On the other hand, there are some things which would not change:

  • Terrorism & security. Honestly, the idea that all the spy agencies would stop talking to Britain's, or, conversely, that leaving the EU would make Britain safer, is the silliest red herring of them all. That won't stop politicians and the media from implying or outright stating that there are security risks to staying/leaving, but they are vastly overstating any impact. 
  • Existing Migrants. There would be no mass exodus of EU migrants living in Britain or British migrants living in the EU - certainly not while the Brexit negotiations were ongoing, and, assuming that sanity prevailed and the UK chose the EEA-style outcome, not thereafter. Of course, if UK severed itself from the common market entirely, then all bets are off.
  • Most trade-reliant industries would not dis-invest radically from the UK. There would be a few exceptions, such as Airbus and other companies where the corporate culture is deeply invested in the European project. Again, the assumption is that the UK would remain more or less an EEA member. (Of course, if it didn't, then the effect would likely be catastrophic for the UK economy and cause quite big industrial departures - that's why I am fairly sure that the UK government would go down the EEA route)

My Recommendation

Predictably, I would encourage all my British friends to vote for staying in the EU. I don't think being an EFTA country instead of an EU country would really offer the UK the benefits that some people strive for. It would mean the UK would have to abide by EU policies without being able to affect them.

(Norway and Iceland are too reliant on their fisheries to join the EU, and Switzerland's politicians settled for the best they could achieve while their electorate kept voting against membership in referenda). 

I don't think the UK would opt for something very different from EFTA / EEA membership, because the EU simply would not put any amazing offer on the table, and access to the single market is too important.

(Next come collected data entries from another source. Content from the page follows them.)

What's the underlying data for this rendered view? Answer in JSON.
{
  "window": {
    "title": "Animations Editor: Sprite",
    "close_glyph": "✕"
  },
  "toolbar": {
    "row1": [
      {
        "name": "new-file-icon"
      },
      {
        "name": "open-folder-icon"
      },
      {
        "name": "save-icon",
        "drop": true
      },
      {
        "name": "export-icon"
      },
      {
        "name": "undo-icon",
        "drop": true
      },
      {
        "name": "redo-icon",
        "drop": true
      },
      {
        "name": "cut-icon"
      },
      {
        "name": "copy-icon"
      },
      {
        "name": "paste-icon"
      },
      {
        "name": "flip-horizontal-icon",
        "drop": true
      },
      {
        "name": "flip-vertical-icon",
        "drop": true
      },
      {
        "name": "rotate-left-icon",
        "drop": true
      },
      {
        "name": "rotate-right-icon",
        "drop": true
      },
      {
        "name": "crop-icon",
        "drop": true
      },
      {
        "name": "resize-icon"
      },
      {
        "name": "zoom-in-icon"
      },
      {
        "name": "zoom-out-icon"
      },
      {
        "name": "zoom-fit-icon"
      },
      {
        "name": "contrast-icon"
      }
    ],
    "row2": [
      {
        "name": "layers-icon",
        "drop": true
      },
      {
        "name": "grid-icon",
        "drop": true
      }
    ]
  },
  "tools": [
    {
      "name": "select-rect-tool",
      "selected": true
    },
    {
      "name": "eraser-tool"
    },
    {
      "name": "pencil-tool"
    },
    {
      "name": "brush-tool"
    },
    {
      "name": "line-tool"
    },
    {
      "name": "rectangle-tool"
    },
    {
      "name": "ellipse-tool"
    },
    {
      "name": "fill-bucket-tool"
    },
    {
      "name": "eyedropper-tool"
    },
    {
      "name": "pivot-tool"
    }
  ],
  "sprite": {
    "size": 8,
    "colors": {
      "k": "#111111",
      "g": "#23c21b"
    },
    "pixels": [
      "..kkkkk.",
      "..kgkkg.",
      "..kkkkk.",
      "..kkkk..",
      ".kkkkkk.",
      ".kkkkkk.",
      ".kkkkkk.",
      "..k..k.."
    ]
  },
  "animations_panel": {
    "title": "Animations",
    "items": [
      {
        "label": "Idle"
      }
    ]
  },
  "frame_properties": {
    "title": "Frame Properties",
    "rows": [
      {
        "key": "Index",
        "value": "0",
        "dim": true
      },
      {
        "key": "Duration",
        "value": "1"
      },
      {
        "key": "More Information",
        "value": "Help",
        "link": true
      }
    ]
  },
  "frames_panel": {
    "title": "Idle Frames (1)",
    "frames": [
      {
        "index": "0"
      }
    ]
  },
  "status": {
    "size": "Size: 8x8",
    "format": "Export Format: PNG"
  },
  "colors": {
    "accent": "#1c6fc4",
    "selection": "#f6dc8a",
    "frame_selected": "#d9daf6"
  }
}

After all, if Swiss politicians and Norwegian politicians go as far as they can into Europe without violating their respective referenda directly, it seems extremely unlikely UK leaders would choose a different path. (Swiss referendum was about EEA membership, Norwegian referendum was about EU membership. In both cases, the population voted against membership, so Swiss leaders negotiated their EEA equivalent treaty which applies all the same rules & freedom of people, while Norwegian leaders stayed in the EEA - Norway was already a member)

Of course, this leaves a small but not entirely insignificant risk that, post-referendum, Britain's government might be sufficiently deluded and incompetent to throw the baby out with the bathwater (a Boris/Gove combo just might - though Boris Johnson is clearly not nearly as eurosceptic as his current speeches), which is why some senior Tories are already advocating that Cameron should stay & lead the negotiations if it came to a Brexit. I have no idea who will be governing Britain post-referendum, regardless of its outcome. But I'd wager that free movement of people, over-regulation and money flowing towards Europe are here to stay.